To the gentlemen I heard discussing the fate of the Confederate flag at work today:
You're absolutely right. Taking the flag off of your license plate and removing it from your front porch will in no way eradicate racism. There will always be people who consider themselves more important than others, based only on skin color. And there will always be a few who employ racial profiling, however subconscious it may be.
You're correct: it does commemorate your heritage. The South has a beautiful and rich history, and it's full of exciting tales and glamourous people. It's one of the most fascinating histories to study, and you're right to be proud of it.
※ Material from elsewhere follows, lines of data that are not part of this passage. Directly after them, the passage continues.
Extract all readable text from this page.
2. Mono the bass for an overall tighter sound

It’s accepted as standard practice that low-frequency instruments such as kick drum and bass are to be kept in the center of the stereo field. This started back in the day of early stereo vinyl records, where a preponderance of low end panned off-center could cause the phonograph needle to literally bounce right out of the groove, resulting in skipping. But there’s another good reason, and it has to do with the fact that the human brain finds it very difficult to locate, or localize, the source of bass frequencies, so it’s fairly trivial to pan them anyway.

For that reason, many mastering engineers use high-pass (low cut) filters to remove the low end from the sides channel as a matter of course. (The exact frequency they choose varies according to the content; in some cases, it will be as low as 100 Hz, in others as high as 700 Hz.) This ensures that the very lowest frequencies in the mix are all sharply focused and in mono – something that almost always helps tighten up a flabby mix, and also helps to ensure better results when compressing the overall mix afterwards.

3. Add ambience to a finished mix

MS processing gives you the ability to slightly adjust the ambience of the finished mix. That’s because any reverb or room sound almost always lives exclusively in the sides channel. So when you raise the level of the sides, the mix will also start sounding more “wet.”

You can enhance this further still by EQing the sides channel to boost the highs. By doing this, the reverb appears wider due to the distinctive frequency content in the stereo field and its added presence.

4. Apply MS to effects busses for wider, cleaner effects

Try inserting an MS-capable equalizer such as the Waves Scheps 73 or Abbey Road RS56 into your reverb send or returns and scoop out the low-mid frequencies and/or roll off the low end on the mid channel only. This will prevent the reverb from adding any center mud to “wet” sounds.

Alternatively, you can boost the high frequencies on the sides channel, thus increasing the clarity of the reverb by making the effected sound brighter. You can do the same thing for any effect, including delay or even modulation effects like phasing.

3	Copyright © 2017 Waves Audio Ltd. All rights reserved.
You are right. No one living in America at this moment has ever been a victim of Southern slavery. That would be absurd. They'd have to be over 150 years old!
But you're wrong. Your personal removal of the flag will not solve racism-- not if you are silent about it. But what if you went public? What if you shared your convictions for taking it down? What if you took a stand? What if a hundred, or a thousand, or a hundred thousand people did? Wouldn't that prove something to those who are still hurting due to racism? Wouldn't that shed a positive light on the Southern community? Wouldn't that help?
You're incorrect.The flag commemorates your heritage, but it does not celebrate it. Not by a long shot. Yes, the South was and is full of noble men who fought for what they believed in. And, between 1861 and 1865, they fought for their rights to own men, women, and children. To enslave someone simply based on the color of their skin. To beat, rape, and torture an individual because of the density of the melanin in their skin. The flag was a symbol of supremacy, secession, and division. You can find as many African Americans to support it as you like, but the fact still remains: the flag stands for pure, unabashed racism.
You are wrong: although no living being has been a slave of the South, many, many people have been victims of racism. And (believe it or not!) many of those they’ve been oppressed by have flown Confederate flags. Can you even imagine the pain they’re still in? Your flag might very well be arousing memories that people are dying to forget. You might be causing victims pain, simply by driving by. (Your bumper sticker is bigger than you think it is.)
You’re right: removing one flag won’t change much. It’ll be frustrating, and it’s unlikely you’ll be thanked. But you won’t be disrespecting your heritage or the thousands of men who died for the Southern cause: you’ll be honoring it. You’ll help the world to slowly forget that terrible time in American history, to forget the hell that African Americans endured. Gradually, your removal of the flag will help to restore unity. And isn’t that what America’s about?